Description of problem: When moving an application it failed to move due to the httpd.pid file being empty. Once removing this file we were able to continue moving this application with all of its gears. Specifically the phpmyadmin-3.4/run/httpd.pid file. Version-Release number of selected component (if applicable): How reproducible: Steps to Reproduce: 1. 2. 3. Actual results: App was not able to be moved. Expected results: The cartridges would be able to detect this and continue moving the application. Additional info: ramr will add more details as he's investigating.
I, [2012-08-28T11:13:45.116245 #18287] INFO -- : stickshift.rb:315:in `cartridge_do_action' cartridge_do_action call / request = #<MCollective::RPC::Request:0x7f264133a090 @action="cartridge_do", @agent="stickshift", @caller="uid=0", @data= {:cartridge=>"embedded/phpmyadmin-3.4", :args=>"'cake' 'esolvesapp' '00a496dc0d96405d888a02bc0020297d'", :action=>"stop", :process_results=>true}, @sender="mcollect.cloud.redhat.com", @time=1346166825, @uniqid="96616a35c0b4853533894471e6c83c0f"> I, [2012-08-28T11:13:45.116527 #18287] INFO -- : stickshift.rb:316:in `cartridge_do_action' cartridge_do_action validation = embedded/phpmyadmin-3.4 stop 'cake' 'esolvesapp' '00a496dc0d96405d888a02bc0020297d' I, [2012-08-28T11:13:45.437418 #18287] INFO -- : stickshift.rb:373:in `cartridge_do_action' cartridge_do_action ERROR (1) ------ (20014)Internal error: Error retrieving pid file run/httpd.pid Remove it before continuing if it is corrupted. ------)

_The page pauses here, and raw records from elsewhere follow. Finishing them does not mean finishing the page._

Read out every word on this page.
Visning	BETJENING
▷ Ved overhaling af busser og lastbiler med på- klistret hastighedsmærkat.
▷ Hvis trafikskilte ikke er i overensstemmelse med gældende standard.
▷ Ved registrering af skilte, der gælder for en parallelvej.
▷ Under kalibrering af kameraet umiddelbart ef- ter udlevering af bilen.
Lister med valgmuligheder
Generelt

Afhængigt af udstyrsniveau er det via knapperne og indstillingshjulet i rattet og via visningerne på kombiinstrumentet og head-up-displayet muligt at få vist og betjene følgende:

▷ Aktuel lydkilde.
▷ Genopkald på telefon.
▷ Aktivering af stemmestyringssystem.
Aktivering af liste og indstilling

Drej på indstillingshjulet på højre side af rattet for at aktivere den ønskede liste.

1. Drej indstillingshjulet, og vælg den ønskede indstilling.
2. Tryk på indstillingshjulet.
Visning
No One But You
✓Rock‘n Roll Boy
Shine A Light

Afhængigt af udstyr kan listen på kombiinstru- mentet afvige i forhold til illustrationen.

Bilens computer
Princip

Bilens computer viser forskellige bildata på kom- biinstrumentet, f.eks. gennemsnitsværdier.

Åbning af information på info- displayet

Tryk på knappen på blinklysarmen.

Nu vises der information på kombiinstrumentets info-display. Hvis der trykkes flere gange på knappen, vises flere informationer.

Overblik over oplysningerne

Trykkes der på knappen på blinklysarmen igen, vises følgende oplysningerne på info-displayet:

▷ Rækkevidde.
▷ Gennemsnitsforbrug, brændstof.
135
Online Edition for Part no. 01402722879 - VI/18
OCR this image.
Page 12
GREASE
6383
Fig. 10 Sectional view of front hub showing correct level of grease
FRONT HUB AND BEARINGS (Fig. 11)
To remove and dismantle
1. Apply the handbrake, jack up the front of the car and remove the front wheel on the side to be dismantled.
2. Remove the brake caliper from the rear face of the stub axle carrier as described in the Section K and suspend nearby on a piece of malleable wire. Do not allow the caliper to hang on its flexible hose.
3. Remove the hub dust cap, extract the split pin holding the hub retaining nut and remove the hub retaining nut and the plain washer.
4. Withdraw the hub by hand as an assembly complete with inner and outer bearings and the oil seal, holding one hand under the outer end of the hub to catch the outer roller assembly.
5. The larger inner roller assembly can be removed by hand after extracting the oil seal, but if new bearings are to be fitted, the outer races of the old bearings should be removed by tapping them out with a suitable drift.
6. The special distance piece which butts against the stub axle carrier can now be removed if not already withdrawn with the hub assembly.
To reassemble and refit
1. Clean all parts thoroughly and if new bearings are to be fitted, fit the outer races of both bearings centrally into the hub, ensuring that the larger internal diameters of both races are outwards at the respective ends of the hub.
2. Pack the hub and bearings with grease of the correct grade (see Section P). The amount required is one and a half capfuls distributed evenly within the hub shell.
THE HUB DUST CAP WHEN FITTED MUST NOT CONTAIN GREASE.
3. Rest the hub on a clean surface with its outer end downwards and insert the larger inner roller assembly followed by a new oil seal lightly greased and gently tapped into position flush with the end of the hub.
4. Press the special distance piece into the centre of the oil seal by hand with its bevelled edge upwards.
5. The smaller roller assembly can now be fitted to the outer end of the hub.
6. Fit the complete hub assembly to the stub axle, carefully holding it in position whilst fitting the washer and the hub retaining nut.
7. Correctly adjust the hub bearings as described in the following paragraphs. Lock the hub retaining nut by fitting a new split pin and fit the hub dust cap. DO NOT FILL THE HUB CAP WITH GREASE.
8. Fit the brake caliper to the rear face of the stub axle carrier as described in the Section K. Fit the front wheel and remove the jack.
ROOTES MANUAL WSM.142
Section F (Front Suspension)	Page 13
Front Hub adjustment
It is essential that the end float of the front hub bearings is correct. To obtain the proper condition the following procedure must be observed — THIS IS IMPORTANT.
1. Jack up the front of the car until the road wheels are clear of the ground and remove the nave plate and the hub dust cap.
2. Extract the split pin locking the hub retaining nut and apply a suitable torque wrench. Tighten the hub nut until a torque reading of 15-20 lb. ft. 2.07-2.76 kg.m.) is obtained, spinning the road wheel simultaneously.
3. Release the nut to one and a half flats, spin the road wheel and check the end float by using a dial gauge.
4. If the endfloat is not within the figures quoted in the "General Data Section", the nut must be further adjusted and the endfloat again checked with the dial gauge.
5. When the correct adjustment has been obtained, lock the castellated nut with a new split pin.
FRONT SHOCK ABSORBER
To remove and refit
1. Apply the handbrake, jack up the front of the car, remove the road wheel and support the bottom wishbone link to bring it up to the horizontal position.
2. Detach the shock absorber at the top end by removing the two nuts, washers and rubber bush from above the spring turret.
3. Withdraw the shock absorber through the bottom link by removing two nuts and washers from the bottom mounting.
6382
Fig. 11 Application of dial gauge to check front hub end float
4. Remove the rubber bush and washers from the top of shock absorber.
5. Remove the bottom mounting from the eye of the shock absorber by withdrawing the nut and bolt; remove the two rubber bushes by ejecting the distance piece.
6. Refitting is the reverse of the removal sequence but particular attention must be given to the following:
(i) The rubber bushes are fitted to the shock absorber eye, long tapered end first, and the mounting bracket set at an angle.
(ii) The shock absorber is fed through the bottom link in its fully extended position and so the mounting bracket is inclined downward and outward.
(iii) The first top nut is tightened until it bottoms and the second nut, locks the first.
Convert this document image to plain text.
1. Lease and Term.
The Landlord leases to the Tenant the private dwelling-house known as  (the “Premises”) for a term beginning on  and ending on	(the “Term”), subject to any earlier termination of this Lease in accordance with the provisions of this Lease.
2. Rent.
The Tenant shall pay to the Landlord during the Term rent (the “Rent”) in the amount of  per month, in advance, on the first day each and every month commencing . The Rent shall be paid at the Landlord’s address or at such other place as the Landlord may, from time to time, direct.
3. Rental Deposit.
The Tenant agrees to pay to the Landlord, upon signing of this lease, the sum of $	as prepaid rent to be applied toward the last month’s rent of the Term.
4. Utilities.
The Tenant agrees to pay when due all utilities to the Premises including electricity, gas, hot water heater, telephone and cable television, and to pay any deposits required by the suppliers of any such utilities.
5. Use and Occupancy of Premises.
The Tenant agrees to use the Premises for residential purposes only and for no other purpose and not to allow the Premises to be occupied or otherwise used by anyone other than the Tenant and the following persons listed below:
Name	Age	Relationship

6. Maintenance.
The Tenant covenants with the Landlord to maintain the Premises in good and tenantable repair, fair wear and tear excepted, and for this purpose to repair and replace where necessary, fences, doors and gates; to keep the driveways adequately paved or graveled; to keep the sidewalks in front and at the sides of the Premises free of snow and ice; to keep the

Issue w/ phpmyadmin (+ possibly rockmongo/phpmoadmin). To reproduce this just edit the run/httpd.pid and blank out the contents or add a comment (leading #). Related issue exists w/ php/perl/python/ruby*/ where if you edit the pid file (affects idler).
Will fix the related issue with a separate bug so that QE can test a simpler case here. Fixed this issue with git commits: b137c82c49004cc8eae4dcd1c484ba622a6e0159 in li and 3e8c713e0b7eb2844b98a8269edce68fe01fc737 in crankcase. Waiting on pull requests: https://github.com/openshift/li/pull/326 and https://github.com/openshift/crankcase/pull/443
Created attachment 608132 [details] development.log Tested on devenv_2097 Failed to move application when the httpd.pid is empty Steps to Reproduce: 1. Setup multi-node environments 2. Create a php application 3. move this app from one node to another rhc-admin-move --gear_uuid 0057251d5b5248abb4b419ab06b4d049 move was OK 4. empty httpd.pid file and move again Move fails: DEBUG: Starting cartridge 'php-5.3' in 'php1' after move on ip-10-191-178-229 DEBUG: Moving failed. Rolling back gear 'php1' 'php1' with remove-httpd-proxy on 'ip-10-191-178-229' DEBUG: Moving failed. Rolling back gear 'php1' in 'php1' with destroy on 'ip-10-191-178-229' /usr/lib/ruby/gems/1.8/gems/gearchanger-mcollective-plugin-0.3.1/lib/gearchanger-mcollective-plugin/gearchanger/mcollective_application_container_proxy.rb:1324:in `run_cartridge_command_old': Node execution failure (invalid exit code from node). If the problem persists please contact Red Hat support. (StickShift::NodeException) from /var/www/stickshift/broker/lib/express/broker/mcollective_ext.rb:13:in `run_cartridge_command' from /usr/lib/ruby/gems/1.8/gems/gearchanger-mcollective-plugin-0.3.1/lib/gearchanger-mcollective-plugin/gearchanger/mcollective_application_container_proxy.rb:881:in `move_gear' from /usr/lib/ruby/gems/1.8/gems/gearchanger-mcollective-plugin-0.3.1/lib/gearchanger-mcollective-plugin/gearchanger/mcollective_application_container_proxy.rb:875:in `each' from /usr/lib/ruby/gems/1.8/gems/gearchanger-mcollective-plugin-0.3.1/lib/gearchanger-mcollective-plugin/gearchanger/mcollective_application_container_proxy.rb:875:in `move_gear' from /usr/bin/rhc-admin-move:109 Additional: Also failed with phpmyadmin, perl, so other cartridges may have the same problem Remove httpd.pid, and move again, move succeed Attached development.log
@Hou, can you please attach the mcollective log as well. Also the httpd.pid file emptying -- did you do that on the php-5.3/run/httpd.pid or the phymyadmin-3.4/run/httpd.pid file? The fix here was a simple case done to only address: phpmyadmin, rockmongo, phpmoadmin and metrics. The other apache based apps ones (php/python/perl/ruby etc) needs a lil' more involved fix as its the primary app control script. Will fix that as part of bug fixes next week.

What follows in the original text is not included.